L'’uso non mediato degli schermi può aggravare la sintomatologia. Nei bambini autistici, in particolare, notiamo un aumento del ritiro, dell’irritabilità e una più scarsa tolleranza alla frustrazione. Uno schermo altamente stimolante diventa l’unico oggetto d’interesse. E nei casi in cui il tablet “funziona”, cioè calma il bambino, spesso lo si usa come unico strumento di gestione comportamentale. Ma è un calmante apparente, che rinforza la chiusura e peggiora l’interazione sociale.

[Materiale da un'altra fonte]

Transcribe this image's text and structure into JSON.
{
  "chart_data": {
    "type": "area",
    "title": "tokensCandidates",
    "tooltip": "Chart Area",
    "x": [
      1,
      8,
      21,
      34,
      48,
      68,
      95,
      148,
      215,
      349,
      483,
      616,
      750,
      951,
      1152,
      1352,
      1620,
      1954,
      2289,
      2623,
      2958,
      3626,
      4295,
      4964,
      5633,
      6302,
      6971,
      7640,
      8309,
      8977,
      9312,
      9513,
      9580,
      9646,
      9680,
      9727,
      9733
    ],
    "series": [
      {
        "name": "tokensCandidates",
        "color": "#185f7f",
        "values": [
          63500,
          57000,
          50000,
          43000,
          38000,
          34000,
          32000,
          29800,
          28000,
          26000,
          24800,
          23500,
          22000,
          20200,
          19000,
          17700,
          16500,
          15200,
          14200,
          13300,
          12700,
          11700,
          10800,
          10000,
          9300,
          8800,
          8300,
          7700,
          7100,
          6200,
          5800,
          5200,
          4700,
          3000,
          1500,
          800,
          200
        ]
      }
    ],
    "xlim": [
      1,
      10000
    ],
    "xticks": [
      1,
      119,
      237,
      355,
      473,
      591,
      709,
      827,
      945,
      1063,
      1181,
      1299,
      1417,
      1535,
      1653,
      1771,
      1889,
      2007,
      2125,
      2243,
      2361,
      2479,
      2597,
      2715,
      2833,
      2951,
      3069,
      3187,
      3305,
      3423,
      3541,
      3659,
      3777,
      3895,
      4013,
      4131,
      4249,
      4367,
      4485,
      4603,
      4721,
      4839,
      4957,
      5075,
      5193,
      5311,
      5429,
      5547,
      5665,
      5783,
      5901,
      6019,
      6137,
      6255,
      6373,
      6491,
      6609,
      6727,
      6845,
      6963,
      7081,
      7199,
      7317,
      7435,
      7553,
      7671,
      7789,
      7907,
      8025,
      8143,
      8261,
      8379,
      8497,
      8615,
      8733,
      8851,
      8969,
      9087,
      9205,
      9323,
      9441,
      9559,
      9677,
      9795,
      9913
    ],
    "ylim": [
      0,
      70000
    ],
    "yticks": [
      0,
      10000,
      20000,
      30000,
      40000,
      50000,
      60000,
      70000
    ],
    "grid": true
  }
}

I genitori sono consapevoli dei rischi?
Non sempre. A volte sottovalutano la quantità di esposizione. Si inizia con il tablet, poi c’è lo smartphone al supermercato, la TV durante i pasti… Ore davanti agli schermi che si sommano. E spesso sono proprio gli adulti a usare in modo eccessivo i dispositivi, anche nei momenti cruciali della relazione. Il bambino impara osservando. Se l’adulto è sempre con lo sguardo sul telefono, il bambino farà lo stesso. E perde occasioni preziose di contatto visivo, scambio affettivo, comunicazione reale.
Ci sono segnali che un genitore dovrebbe imparare a riconoscere?
Sì: isolamento sociale, difficoltà a mantenere l’attenzione, regressione nel linguaggio, rabbia o ansia quando viene tolto il dispositivo. Ma anche disturbi del sonno – spesso legati all’uso serale degli schermi – e problematiche visive: affaticamento oculare, miopia precoce. È importante osservare anche la motivazione al gioco: molti bambini che passano troppo tempo con il cellulare sono meno creativi, meno capaci di giocare simbolicamente. Perché il cellulare è talmente accattivante che annulla la curiosità verso il mondo reale.
Un ultimo messaggio alle famiglie?
Non pensate che un bambino sia più “sveglio” perché sa usare il telefono. Il punto non è saper cliccare, ma imparare a pensare. E questo avviene solo attraverso l’interazione reale, il gioco, la relazione. La tecnologia può essere utile, ma deve arrivare quando il cervello è pronto. Prima, serve altro: contatto, parole, esperienze concrete. La differenza la fa la qualità delle relazioni, non la quantità di video.